By Lorraine Ali / Newsweek / Updated: 3:30 p.m. ET Nov. 11, 2005
Nov. 11, 2005 - Hany Abu-Assad is nervous. In just two hours, his new film, “Paradise Now,” will premier in Tel Aviv. But there’s more to it than just opening night jitters for Abu-Assad. The director is Palestinian, the audience is Israeli, and his film is about the lives and moral struggles of two suicide bombers. “I’m trying to take deep breaths,” he laughs. “But it doesn’t seem to be helping.”
It wouldn’t be the first time a film about terrorists, or freedom fighters (depending which side of the wall you’re on), has shown in Israel. But “Paradise Now,” a film distributed in the United States by Warner Independent Pictures, is one of the first feature films that tries to show the potential killers/martyrs as people. Childhood friends Said (Kais Nashif) and Khaled (Ali Suliman) drink tea at work, play and quarrel with siblings at home, develop crushes on women out of their league and discuss such mundane things as water filters with their mothers just hours before they’re chosen by a militant group to carry out a suicide bombing in Tel Aviv. The young men, who reside amongst the rubble, rocket fire and curfews of a Nablus refugee camp, face the most intense 48 hours of their already tough and heavy lives. Things get more complicated when Suha (Lubna Azabal) enters the picture. Her father died carrying out one of these attacks, and she’s determined to end the occupation through peaceful means. Together, the three spin the moral compass in all directions. [Ain't moral relativism grand!]

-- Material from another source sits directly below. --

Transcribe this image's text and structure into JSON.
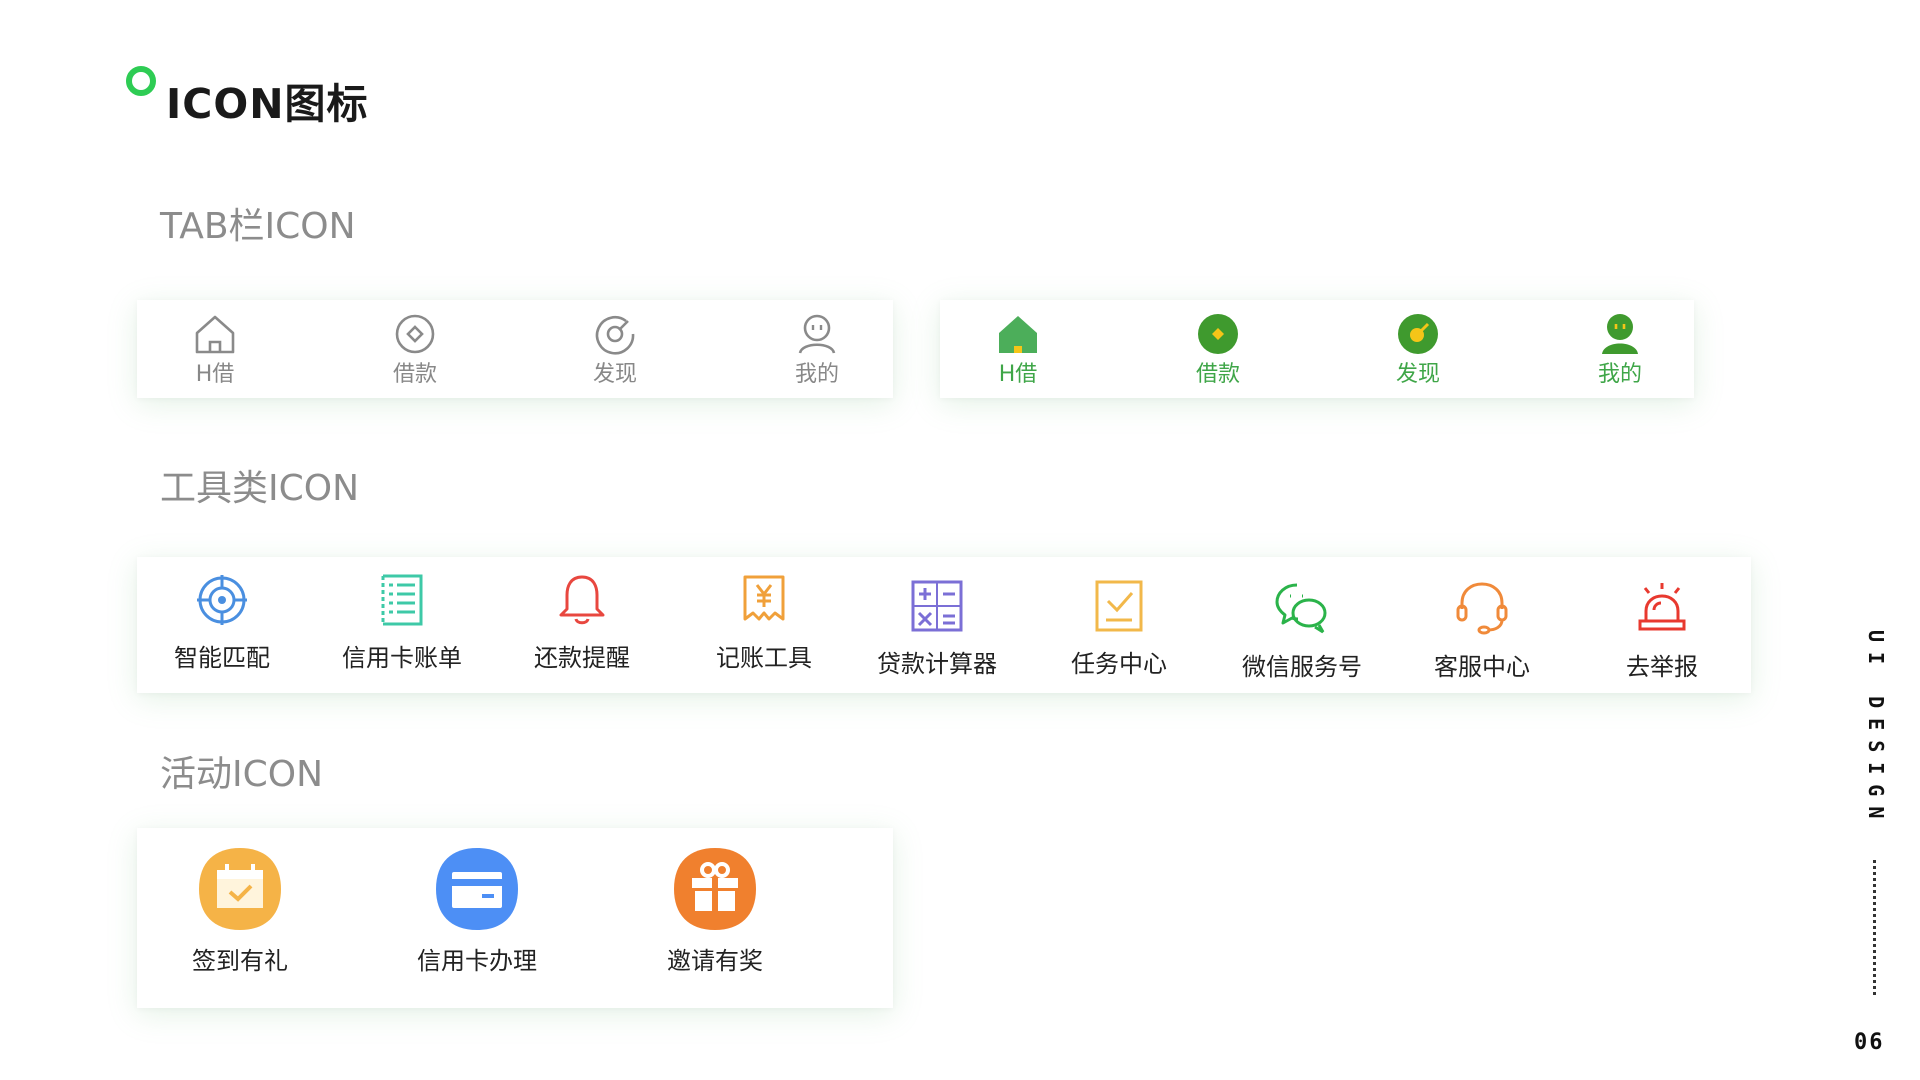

Just before the Tel Aviv opening on Thursday, Abu-Assad says he’s pleased with the reaction he’s received on the film. It’s won an Amnesty International Award, a Blue Angel for best European film and is now Palestine’s official entry for the Academy Awards (this is only the second year Palestine has been allowed contribute to the Oscar’s foreign film competition). It opened in New York and Los Angeles two weeks ago to glowing reviews in The New York Times, and Abu-Assad was featured in interviews on NPR and in the Los Angeles Times. [all the usual suspects] But he knows his toughest audience is right there in his homeland. “There were some Palestinians who wanted to see these characters as superheroes, as almost inhuman in their great powers,” says Abu-Assad, 43, who was born in Nazareth but now lives in Holland. “There were also those—Europeans, Americans, Israelis, whomever—who wanted to see these characters as evil monsters. Again, as inhuman. But that’s not what this film is about. They are human, [Could have fooled me.] they have hearts, brains, lungs. They are strong and weak—and it’s in those weak moments that they are the most human.”[...] [My ellipses and emphasis.]
The Nazis, Fascists, Communists, and Tojo's militarists were human too.
But it made it easier to stop them, when we did not dwell of that obvious fact.